Roland Garros was central to Henin’s story from the start. Not only had her mother taken her to the clay-court major as a child, but Henin won the girls’ title just after her 15th birthday in 1997. Four years later, she burst into prominence on the terre battue, reaching her first Grand Slam semifinal and falling to Kim Clijsters in a 2-6, 7-5, 6-3 thriller after having led 6-2, 4-2.
In 2003, a 21-year-old Henin would win the first Grand Slam title of her career on the same courts, battling back from 4-2 down in the third set to snap Serena Williams’ 33-match major-tournament winning streak in the semifinals, 6-2, 4-6, 7-5, before cruising past countrywoman Clijsters in the final, 6-0, 6-4.
“It was an emotional match for me,” Henin said of the final. “I went for that win with all my heart.”
Justine Henin on Serena Williams:
The Belgian would lift the Coupe Suzanne Lenglen another three times, winning all of the finals in straight sets. She beat Mary Pierce for the 2005 title, 6-1, 6-1; Svetlana Kuznetsova for the 2006 title, 6-4, 6-4; and Ana Ivanovic for the 2007 crown, 6-1, 6-2. She’s one of only three women in the Open Era to win the French Open four or more times, alongside Chris Evert and Steffi Graf, and one of only two women in the Open Era to capture the title three consecutive years, alongside Monica Seles.
And that’s just the tip of the iceberg of Henin’s resume—she also won the 2003 US Open, the 2004 Australian Open and the 2007 US Open to bring her career haul to seven Grand Slam titles. She spent a total of 117 career weeks at No. 1, one of only seven women to hit triple digits in that stat.
She’s also an Olympic champion, capturing the gold medal at the Athens Olympics in 2004.
But year after year, Henin created her best memories at Roland Garros, and it may all have stemmed back from a promise she made to her mother as they watched the 1992 final together.

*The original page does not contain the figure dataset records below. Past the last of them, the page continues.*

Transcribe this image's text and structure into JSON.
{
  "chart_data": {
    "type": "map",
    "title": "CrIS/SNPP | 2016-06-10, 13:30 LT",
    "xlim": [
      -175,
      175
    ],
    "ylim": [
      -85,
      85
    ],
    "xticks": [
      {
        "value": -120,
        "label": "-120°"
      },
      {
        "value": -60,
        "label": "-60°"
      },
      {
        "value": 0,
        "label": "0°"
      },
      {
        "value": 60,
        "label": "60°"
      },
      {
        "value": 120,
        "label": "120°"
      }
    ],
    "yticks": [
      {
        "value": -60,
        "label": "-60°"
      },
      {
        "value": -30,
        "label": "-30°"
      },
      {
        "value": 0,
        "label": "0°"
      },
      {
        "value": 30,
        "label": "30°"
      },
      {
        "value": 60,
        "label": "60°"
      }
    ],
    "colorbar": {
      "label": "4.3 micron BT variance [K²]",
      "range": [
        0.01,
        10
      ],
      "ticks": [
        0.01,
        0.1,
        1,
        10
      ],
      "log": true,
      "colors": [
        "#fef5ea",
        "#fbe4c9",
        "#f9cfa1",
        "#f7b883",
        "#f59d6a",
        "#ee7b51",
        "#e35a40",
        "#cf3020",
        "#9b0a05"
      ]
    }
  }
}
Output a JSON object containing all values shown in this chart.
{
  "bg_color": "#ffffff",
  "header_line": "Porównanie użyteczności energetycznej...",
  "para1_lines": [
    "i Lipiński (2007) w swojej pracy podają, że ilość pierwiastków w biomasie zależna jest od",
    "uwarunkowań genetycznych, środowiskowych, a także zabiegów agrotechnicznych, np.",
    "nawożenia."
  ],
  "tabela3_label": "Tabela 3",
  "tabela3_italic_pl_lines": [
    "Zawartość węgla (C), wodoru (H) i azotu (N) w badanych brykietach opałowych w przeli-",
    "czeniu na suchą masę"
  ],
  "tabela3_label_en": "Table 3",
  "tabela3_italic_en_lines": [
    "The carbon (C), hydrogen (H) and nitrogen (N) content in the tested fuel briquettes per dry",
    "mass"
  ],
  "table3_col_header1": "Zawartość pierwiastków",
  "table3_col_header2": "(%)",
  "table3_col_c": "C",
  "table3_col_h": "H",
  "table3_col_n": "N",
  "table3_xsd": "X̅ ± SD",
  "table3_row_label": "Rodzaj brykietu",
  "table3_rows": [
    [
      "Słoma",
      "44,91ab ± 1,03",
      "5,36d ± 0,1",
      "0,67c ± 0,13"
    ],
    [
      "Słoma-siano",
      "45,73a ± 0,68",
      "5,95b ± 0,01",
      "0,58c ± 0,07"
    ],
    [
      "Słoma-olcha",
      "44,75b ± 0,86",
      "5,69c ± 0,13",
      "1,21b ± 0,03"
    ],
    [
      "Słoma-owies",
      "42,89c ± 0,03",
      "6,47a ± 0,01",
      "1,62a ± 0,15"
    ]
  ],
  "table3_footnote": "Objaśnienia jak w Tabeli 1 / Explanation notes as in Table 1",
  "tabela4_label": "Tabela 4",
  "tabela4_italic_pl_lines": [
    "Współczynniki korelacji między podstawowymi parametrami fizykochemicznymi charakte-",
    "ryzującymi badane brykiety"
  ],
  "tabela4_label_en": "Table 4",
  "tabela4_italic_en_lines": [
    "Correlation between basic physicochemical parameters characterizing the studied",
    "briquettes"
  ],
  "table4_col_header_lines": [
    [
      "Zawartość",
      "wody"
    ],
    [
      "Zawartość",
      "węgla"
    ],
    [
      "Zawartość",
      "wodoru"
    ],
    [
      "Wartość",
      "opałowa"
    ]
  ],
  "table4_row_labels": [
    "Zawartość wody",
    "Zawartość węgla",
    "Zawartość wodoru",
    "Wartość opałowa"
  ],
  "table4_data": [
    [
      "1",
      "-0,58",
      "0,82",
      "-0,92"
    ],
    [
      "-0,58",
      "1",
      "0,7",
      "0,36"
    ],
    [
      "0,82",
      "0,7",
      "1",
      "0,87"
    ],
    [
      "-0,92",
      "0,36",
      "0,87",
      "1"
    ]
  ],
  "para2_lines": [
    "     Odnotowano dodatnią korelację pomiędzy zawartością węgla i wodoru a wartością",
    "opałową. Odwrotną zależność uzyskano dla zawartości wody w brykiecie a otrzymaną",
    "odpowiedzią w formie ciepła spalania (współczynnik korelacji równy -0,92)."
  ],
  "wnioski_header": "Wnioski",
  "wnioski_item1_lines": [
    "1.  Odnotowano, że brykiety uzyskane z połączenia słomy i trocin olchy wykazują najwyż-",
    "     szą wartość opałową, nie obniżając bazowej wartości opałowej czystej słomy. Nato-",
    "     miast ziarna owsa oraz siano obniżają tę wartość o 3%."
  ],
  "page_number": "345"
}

“When I was 10, I was watching that match, Graf against Seles. I was just a few meters from the court. I said to my mom, ‘One day I will be on this court and I will win the tournament.’ She looked at me like, ‘Yeah, yeah, you can dream a little bit.’ But I was so convinced and determined. There was no question. That was my destiny.
"When it happened, my mom wasn’t there—she passed away. But it was like a promise I could take. So it was of course emotional, but also a very good memory for me.”
Henin: Roland Garros is my second home
Henin abruptly went into retirement just before the 2008 French Open, but she competed at the event one final time during her year-long comeback in 2010, reaching the fourth round before falling to eventual runner-up Sam Stosur.
Since her final retirement in 2011, Henin has stayed engaged with tennis through her academy and coaching, and she’s become a mother of two. She’s been working in television, as well.
The Belgian was also inducted into the International Tennis Hall of Fame in 2016.